Three hospitalised after contracting Legionnaires’ diseas in Sydney. NCA NewsWire / Damian Shaw

Three people have been hospitalised after contracting the dangerous legionnaires’ disease in Sydney, prompting a warning from health officials.

People who have visited areas near Victoria Park in Camperdown in the past 10 days have been warned to be on high alert for symptoms of legionnaires’ disease.

Anyone who visited areas close to Victoria Park, including parts of the University of Sydney Camperdown campus, are urged to monitor for symptoms.

Symptoms of the disease, which is a form of pneumonia, include a cough, shortness of breath, fevers and a headache.

Two men, aged on their 60s, and a woman, aged in her 70s, have been diagnosed with disease after visiting locations surrounding Victoria Park.

NSW Health said the three individuals were admitted to hospital and had since been released.

Sydney Local Health District deputy clinical director of public health Isabel Hess said people could be exposed to the bacteria if contaminated waters from a cooling system were released into the air and breathed in.

Dr Isabel Hess has given a warning.
Dr Isabel Hess has given a warning.

“Legionnaires’ disease is not spread from person to person. Symptoms of legionnaires’ disease can develop up to 10 days from the time of exposure to contaminated water particles in the air and include fever, chills, a cough and shortness of breath and may lead to severe chest infections such as pneumonia,” Dr Hess said.

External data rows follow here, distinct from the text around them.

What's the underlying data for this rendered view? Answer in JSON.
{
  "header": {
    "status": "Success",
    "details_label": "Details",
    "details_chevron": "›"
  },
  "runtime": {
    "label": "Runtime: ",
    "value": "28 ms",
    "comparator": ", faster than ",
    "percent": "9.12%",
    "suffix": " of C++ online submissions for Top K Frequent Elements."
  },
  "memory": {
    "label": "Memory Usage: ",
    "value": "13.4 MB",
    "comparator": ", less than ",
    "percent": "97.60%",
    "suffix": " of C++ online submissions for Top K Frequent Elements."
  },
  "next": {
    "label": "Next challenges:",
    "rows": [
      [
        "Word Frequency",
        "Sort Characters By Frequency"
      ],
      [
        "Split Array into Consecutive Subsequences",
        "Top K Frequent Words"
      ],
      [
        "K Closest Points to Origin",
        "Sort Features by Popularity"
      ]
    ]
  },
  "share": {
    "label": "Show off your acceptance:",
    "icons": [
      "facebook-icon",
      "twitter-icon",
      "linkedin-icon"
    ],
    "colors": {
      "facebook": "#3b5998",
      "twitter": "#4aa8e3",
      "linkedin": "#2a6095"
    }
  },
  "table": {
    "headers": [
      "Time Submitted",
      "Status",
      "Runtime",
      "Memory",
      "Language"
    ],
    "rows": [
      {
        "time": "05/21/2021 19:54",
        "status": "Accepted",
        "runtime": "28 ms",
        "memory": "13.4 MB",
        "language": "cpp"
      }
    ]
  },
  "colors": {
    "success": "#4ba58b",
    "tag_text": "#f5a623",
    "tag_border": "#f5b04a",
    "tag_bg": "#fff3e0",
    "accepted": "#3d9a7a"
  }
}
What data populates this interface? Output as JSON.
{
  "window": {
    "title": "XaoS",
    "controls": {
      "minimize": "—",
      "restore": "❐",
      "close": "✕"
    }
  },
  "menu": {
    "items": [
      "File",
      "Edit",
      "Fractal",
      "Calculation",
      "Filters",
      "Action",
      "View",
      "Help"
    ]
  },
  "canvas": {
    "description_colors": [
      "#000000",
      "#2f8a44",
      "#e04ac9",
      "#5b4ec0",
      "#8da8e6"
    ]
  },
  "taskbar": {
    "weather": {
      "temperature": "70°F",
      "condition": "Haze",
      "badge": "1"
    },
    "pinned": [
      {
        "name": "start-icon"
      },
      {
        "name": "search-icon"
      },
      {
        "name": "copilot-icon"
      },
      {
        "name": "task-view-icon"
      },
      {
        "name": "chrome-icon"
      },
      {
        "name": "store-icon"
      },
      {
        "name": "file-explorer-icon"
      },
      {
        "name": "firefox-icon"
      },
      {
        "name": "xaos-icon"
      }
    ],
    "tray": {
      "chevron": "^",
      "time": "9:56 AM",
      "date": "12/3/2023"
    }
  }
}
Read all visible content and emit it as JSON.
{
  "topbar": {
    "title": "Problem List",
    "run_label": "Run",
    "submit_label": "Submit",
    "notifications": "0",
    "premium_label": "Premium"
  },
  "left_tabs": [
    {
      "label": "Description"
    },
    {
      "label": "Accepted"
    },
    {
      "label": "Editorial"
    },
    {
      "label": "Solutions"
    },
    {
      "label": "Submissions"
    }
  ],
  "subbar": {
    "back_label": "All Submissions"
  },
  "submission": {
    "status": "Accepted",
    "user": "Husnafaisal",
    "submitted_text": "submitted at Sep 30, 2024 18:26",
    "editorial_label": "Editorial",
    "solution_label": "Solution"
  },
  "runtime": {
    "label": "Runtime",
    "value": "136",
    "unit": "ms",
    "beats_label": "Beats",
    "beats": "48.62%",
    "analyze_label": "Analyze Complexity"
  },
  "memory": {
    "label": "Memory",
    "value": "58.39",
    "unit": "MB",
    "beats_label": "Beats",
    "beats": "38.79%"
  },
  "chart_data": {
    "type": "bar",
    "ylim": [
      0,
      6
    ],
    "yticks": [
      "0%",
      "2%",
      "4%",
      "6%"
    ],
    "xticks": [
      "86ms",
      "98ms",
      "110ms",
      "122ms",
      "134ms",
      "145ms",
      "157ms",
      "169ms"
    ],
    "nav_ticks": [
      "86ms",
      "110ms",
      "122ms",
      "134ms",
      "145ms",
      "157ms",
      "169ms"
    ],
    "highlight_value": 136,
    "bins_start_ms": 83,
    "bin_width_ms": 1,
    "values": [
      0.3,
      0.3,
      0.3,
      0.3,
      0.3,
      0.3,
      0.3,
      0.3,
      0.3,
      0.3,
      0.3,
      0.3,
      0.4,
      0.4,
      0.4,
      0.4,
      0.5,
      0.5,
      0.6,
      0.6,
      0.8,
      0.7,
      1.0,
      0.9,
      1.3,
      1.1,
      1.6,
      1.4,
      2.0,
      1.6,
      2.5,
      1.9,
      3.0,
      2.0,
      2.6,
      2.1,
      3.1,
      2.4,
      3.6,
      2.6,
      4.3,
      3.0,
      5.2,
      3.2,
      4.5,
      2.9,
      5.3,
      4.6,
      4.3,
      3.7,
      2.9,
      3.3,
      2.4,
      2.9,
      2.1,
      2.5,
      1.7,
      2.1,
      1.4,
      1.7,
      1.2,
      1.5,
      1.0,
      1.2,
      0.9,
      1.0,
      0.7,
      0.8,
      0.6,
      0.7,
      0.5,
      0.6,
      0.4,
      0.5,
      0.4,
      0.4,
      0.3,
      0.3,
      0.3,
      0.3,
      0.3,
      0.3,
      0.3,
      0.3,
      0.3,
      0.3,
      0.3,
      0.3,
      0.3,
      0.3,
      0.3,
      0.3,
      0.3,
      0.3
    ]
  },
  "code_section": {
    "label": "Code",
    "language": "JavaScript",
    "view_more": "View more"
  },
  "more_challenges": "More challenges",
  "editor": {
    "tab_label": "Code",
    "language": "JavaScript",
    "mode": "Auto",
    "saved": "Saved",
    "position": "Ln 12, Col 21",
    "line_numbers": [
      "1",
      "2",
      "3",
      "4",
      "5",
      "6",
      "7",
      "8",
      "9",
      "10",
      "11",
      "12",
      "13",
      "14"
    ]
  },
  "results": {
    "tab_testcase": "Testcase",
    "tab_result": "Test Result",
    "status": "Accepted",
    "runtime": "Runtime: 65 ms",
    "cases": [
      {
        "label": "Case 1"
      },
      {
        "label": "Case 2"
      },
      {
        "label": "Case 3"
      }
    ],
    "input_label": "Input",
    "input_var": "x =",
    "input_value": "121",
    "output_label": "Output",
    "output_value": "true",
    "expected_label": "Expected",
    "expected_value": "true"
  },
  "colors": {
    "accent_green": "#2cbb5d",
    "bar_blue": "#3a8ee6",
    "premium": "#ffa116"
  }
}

“People who develop this disease are diagnosed by a urine or sputum test and chest X-ray and often require antibiotic treatment in hospital.

“Those most at risk are people with underlying lung or other serious health conditions and people who smoke.”

NSW Health said they had directed that cooling towers throughout the area be disinfected and cleaned as a precaution.

The department confirmed one tower at the Camperdown campus of the University of Sydney had returned a positive result for low levels of legionella bacteria and had since been decontaminated.